Tatyana Kerner’s paintings speak volumes about the Khrushchev thaw—the artistic explorations of that era, its great hopes and bitter losses. She emerged within the Leningrad underground of the 1960s and immediately attracted attention with her work with color and her bold compositions. The artistic community praised the “blossoming of color” in her paintings, the “eroticism of her palette,” and her “unfeminine ruthlessness toward her own femininity.” Kerner’s remarkable uncompromising nature—both in art and in life—was well known to those around her: because of it she could not hold down steady work as a theater or set designer and instead earned her living as a stoker and sailor.

In Girl with an Apple, we can easily trace the range of Kerner’s artistic pursuits: the “naive” quality of the drawing combined with a conscious modernist gesture, the fauvist boldness and decorativeness, the tension between flatness and volume, and her interest in the painterly experiments of Natalia Goncharova and Olga Rozanova. There are also references to the discoveries of her contemporaries—the empty eyes are reminiscent of Oleg Tselkov’s paintings, while the forms are like those of Eduard Zelenin.
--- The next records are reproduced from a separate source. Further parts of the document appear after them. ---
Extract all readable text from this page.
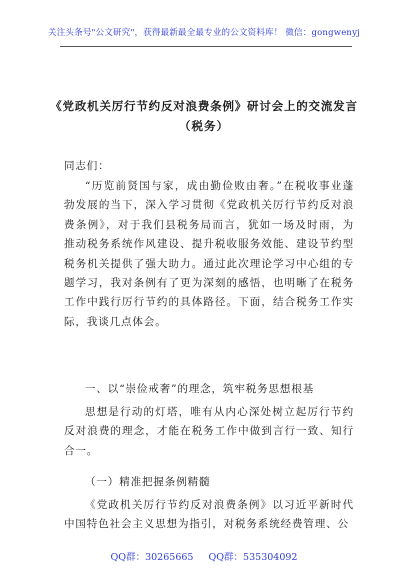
关注头条号"公文研究"，获得最新最全最专业的公文资料库！ 微信：gongwenyj
《党政机关厉行节约反对浪费条例》研讨会上的交流发言
（税务）
同志们：
“历览前贤国与家，成由勤俭败由奢。”在税收事业蓬勃发展的当下，深入学习贯彻《党政机关厉行节约反对浪费条例》，对于我们县税务局而言，犹如一场及时雨，为推动税务系统作风建设、提升税收服务效能、建设节约型税务机关提供了强大助力。通过此次理论学习中心组的专题学习，我对条例有了更为深刻的感悟，也明晰了在税务工作中践行厉行节约的具体路径。下面，结合税务工作实际，我谈几点体会。
一、以“崇俭戒奢”的理念，筑牢税务思想根基
思想是行动的灯塔，唯有从内心深处树立起厉行节约反对浪费的理念，才能在税务工作中做到言行一致、知行合一。
（一）精准把握条例精髓
《党政机关厉行节约反对浪费条例》以习近平新时代中国特色社会主义思想为指引，对税务系统经费管理、公
QQ群：30265665 QQ群：535304092
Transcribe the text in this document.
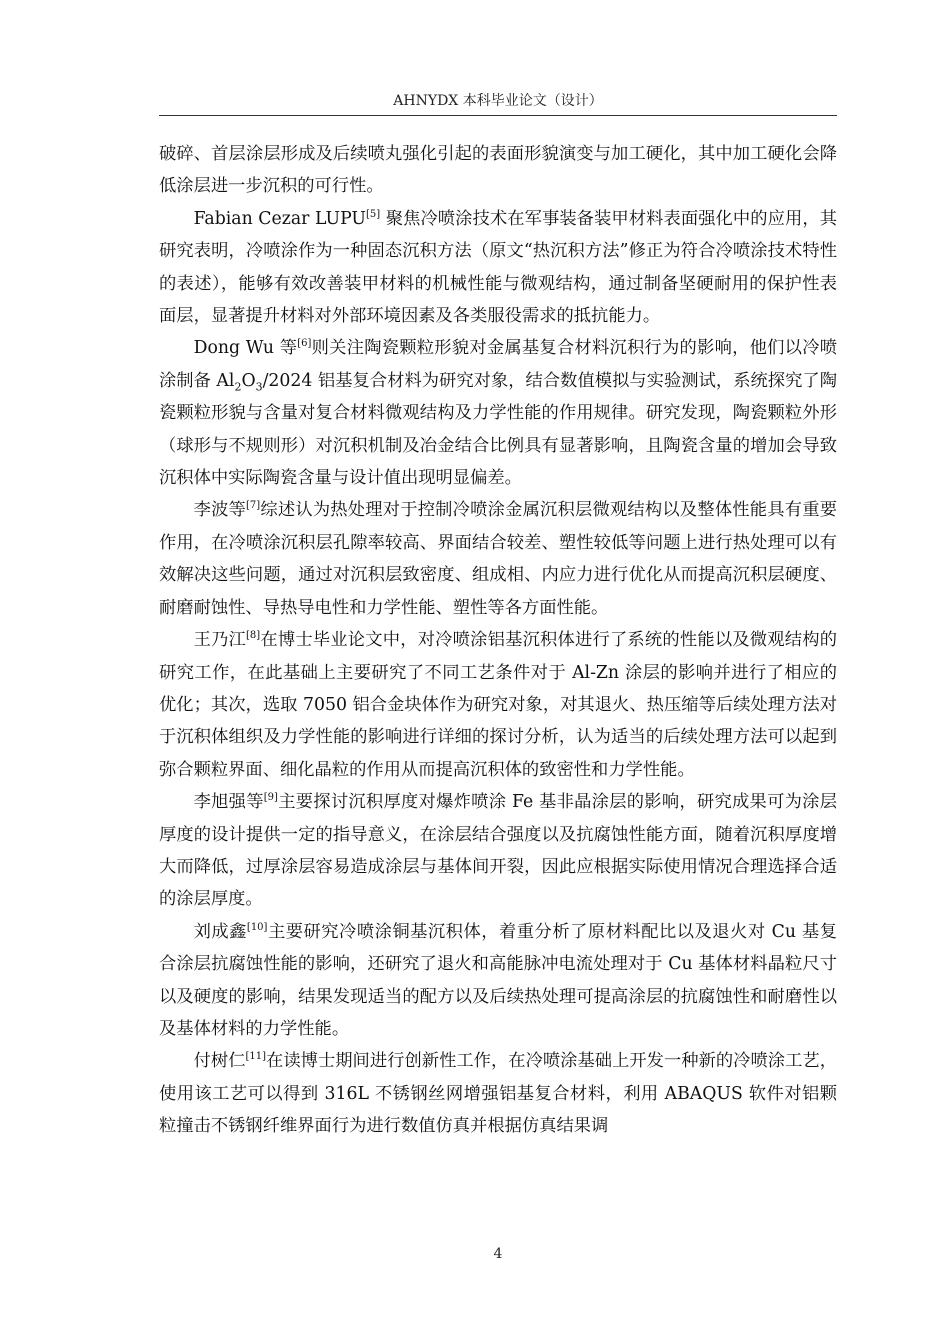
AHNYDX 本科毕业论文（设计）

破碎、首层涂层形成及后续喷丸强化引起的表面形貌演变与加工硬化，其中加工硬化会降低涂层进一步沉积的可行性。

Fabian Cezar LUPU[5] 聚焦冷喷涂技术在军事装备装甲材料表面强化中的应用，其研究表明，冷喷涂作为一种固态沉积方法（原文“热沉积方法”修正为符合冷喷涂技术特性的表述），能够有效改善装甲材料的机械性能与微观结构，通过制备坚硬耐用的保护性表面层，显著提升材料对外部环境因素及各类服役需求的抵抗能力。

Dong Wu 等[6]则关注陶瓷颗粒形貌对金属基复合材料沉积行为的影响，他们以冷喷涂制备 $Al_2O_3/2024$ 铝基复合材料为研究对象，结合数值模拟与实验测试，系统探究了陶瓷颗粒形貌与含量对复合材料微观结构及力学性能的作用规律。研究发现，陶瓷颗粒外形（球形与不规则形）对沉积机制及冶金结合比例具有显著影响，且陶瓷含量的增加会导致沉积体中实际陶瓷含量与设计值出现明显偏差。

李波等[7]综述认为热处理对于控制冷喷涂金属沉积层微观结构以及整体性能具有重要作用，在冷喷涂沉积层孔隙率较高、界面结合较差、塑性较低等问题上进行热处理可以有效解决这些问题，通过对沉积层致密度、组成相、内应力进行优化从而提高沉积层硬度、耐磨耐蚀性、导热导电性和力学性能、塑性等各方面性能。

王乃江[8]在博士毕业论文中，对冷喷涂铝基沉积体进行了系统的性能以及微观结构的研究工作，在此基础上主要研究了不同工艺条件对于 Al-Zn 涂层的影响并进行了相应的优化；其次，选取 7050 铝合金块体作为研究对象，对其退火、热压缩等后续处理方法对于沉积体组织及力学性能的影响进行详细的探讨分析，认为适当的后续处理方法可以起到弥合颗粒界面、细化晶粒的作用从而提高沉积体的致密性和力学性能。

李旭强等[9]主要探讨沉积厚度对爆炸喷涂 Fe 基非晶涂层的影响，研究成果可为涂层厚度的设计提供一定的指导意义，在涂层结合强度以及抗腐蚀性能方面，随着沉积厚度增大而降低，过厚涂层容易造成涂层与基体间开裂，因此应根据实际使用情况合理选择合适的涂层厚度。

刘成鑫[10]主要研究冷喷涂铜基沉积体，着重分析了原材料配比以及退火对 Cu 基复合涂层抗腐蚀性能的影响，还研究了退火和高能脉冲电流处理对于 Cu 基体材料晶粒尺寸以及硬度的影响，结果发现适当的配方以及后续热处理可提高涂层的抗腐蚀性和耐磨性以及基体材料的力学性能。

付树仁[11]在读博士期间进行创新性工作，在冷喷涂基础上开发一种新的冷喷涂工艺，使用该工艺可以得到 316L 不锈钢丝网增强铝基复合材料，利用 ABAQUS 软件对铝颗粒撞击不锈钢纤维界面行为进行数值仿真并根据仿真结果调

4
Kerner possessed what Larionov, speaking of Goncharova, called “eyes for color.” Her paintings are marked by a distinctive translucent yet saturated palette. In the rosy‑cheeked girls she painted, one can discern a personal manifesto of freedom and defiance.

About the artist

  • Tatyana Kerner

    1941–1973
    Tatyana Kerner was born in evacuation in Stalingrad. She graduated from the Secondary Art School at the Academy of Arts and from the Department of Stage Design at Leningrad State Institute of Theater, Music, and Cinematography. She worked as an artist at Lennauchfilm, led a printmaking club at the Pioneer Palace, and mainly earned her living as a stoker and sailor. She died by suicide at the age of 31.